When I rejoined my brigade I found Heth's Division proceeding on its way to Gettysburg to get "those shoes." On this shoe expedition to Gettysburg, Archer's Brigade was in the advance, and nothing unusual occurred on our march until we got within about a miles and a half of the town. Then we were discovered by the Federal pickets, and the Fifth Alabama Battalion was deployed as skirmishers on the right of the Emmitsburg [sic] turnpike. Archer's Brigade formed in line of battle in their rear on the right of the road, and Davis' Mississippi Brigade on the left of the road. In this order we advanced some half a mile, our skirmishers pressing the pickets back, when the enemy appeared in force. At this juncture we halted and our artillery came up, and shortly before 12 o'clock we reinforced the skirmishers, our artillery opened and the battle of Gettysburg was begun by Archer's Tennessee Brigade striking a part of General Reynolds' Corps. Our left was driving the enemy successfully, but in a few minutes we could plainly see that a division from Reynolds' Corps was about to completely envelop our right, and our line was forced to retire with considerable loss, including our Brigadier Archer, who was taken prisoner. This was the beginning of the Gettysburg conflict, and the first man killed on the Confederate side was Henry Rison, Company B, Seventh Tennessee Regiment, who fell on the skirmish line as the advance began.

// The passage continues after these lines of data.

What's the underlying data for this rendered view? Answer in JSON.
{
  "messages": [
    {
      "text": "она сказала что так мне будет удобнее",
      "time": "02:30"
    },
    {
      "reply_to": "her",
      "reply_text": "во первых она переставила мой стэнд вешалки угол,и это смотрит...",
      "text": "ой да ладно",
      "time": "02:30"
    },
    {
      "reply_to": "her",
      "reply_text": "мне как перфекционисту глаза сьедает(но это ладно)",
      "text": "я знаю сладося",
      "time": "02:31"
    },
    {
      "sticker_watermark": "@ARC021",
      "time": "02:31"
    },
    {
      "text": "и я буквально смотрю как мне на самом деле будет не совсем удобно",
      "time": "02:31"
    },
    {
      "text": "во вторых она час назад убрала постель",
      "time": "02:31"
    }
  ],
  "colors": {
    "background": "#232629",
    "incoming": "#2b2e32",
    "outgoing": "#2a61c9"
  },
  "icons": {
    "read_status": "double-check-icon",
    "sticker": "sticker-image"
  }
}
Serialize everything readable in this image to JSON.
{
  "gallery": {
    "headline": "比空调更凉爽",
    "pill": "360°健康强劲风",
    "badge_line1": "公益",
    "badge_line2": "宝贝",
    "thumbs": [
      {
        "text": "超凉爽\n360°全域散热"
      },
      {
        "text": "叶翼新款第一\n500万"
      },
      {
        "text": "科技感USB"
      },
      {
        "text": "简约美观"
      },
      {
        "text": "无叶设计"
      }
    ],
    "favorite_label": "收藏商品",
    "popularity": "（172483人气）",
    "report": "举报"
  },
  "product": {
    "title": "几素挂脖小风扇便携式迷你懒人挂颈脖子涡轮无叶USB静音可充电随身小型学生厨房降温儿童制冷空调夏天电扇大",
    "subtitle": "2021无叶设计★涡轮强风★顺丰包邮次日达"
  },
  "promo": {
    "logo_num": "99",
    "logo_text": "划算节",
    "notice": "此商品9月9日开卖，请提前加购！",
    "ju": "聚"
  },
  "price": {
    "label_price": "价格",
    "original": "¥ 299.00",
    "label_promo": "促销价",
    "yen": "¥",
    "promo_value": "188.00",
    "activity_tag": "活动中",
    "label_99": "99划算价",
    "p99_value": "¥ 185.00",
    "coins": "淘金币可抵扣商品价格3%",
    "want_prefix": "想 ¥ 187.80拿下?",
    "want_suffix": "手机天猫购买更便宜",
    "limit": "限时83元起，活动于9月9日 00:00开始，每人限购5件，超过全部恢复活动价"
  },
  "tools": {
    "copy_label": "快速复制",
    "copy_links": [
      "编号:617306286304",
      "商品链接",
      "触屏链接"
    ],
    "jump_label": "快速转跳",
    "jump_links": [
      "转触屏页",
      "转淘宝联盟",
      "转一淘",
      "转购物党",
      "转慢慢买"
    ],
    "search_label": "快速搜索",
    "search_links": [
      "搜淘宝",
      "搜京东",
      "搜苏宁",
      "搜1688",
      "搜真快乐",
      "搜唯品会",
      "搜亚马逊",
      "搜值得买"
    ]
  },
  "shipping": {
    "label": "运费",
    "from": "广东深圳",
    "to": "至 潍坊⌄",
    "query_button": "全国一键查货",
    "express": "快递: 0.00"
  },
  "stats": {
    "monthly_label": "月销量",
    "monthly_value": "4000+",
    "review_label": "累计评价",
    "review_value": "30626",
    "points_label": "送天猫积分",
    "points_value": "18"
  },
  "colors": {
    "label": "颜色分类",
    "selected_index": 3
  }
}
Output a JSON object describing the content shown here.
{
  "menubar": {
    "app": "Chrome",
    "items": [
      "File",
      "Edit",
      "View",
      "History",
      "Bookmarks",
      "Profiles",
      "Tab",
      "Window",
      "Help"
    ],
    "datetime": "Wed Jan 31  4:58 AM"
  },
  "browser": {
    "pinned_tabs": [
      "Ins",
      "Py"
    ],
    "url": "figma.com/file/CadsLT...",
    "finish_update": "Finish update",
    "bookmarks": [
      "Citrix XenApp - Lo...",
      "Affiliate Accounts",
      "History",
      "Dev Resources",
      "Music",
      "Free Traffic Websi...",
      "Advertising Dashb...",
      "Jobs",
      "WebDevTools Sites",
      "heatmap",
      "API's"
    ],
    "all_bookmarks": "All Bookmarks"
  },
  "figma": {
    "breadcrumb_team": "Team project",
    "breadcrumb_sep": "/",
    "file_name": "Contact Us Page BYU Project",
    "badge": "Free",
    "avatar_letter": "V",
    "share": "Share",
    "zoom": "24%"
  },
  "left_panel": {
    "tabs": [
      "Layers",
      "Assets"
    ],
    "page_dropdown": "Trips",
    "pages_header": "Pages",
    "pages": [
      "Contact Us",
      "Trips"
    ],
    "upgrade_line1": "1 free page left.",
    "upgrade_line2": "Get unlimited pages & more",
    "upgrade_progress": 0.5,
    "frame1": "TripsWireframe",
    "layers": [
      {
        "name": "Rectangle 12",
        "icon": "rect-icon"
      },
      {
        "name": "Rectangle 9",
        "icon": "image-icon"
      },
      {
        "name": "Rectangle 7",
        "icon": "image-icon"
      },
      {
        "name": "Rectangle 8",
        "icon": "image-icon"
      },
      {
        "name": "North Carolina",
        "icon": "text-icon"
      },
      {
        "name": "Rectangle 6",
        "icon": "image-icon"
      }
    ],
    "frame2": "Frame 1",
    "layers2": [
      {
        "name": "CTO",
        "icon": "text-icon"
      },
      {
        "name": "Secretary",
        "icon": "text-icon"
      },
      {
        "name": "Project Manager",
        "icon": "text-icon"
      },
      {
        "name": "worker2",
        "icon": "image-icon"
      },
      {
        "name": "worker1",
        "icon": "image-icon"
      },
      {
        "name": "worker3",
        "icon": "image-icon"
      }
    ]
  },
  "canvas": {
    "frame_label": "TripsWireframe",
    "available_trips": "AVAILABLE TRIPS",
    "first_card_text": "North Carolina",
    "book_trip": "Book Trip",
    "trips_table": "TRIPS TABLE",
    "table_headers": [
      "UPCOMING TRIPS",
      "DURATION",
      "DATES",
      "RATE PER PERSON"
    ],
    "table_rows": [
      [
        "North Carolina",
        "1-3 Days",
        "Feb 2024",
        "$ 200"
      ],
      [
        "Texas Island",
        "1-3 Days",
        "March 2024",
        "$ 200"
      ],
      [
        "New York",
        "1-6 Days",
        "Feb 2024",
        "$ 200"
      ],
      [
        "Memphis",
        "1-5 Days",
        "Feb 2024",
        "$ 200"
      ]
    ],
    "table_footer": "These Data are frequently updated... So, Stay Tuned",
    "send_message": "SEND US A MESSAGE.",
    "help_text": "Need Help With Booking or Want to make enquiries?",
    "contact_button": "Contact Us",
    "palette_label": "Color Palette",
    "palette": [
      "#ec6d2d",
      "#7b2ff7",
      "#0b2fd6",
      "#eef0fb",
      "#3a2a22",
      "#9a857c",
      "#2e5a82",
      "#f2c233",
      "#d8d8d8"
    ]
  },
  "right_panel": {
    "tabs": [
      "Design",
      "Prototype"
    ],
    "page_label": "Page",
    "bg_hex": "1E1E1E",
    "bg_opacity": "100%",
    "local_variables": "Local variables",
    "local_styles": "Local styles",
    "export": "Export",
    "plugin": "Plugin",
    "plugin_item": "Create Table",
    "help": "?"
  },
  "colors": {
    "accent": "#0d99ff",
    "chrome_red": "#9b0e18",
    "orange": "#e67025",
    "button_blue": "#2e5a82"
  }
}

The enemy swung round to the right in force and his flank movement was concealed by a strip of woods near our extreme right. Our right centre was in an open field and our left, near the road, was in a wood. Our brigade fell back hastily to a ravine upon ground rising in front and in rear. Then we reformed again, when Pettigrew's and Brockenborough's Brigades came up and formed in position on the right of the road. Our division advanced, but shortly after we commenced to move forward the appearance of cavalry on our right caused an order to be made for Archer's Brigade to move to the right, where we formed in line of battle, with our right retired nearly at right angles to the advancing column, in the edge of a small wood to protect our flank. As we stood there waiting the attack of cavalry we were in easy range of the enemy's artillery, and he improved the opportunity by causing us much annoyance. From this point the movements of the rest of the division could be easily discovered. Our division drove the enemy back, and he, being reinforced, awaited a second charge, which he was unable to resist. He was finally pushed through and beyond the town of Gettysburg. Heth's Division, in this first attack, was supported by Pender's Division, but in the second charge, Ruder rushed up with Heth's.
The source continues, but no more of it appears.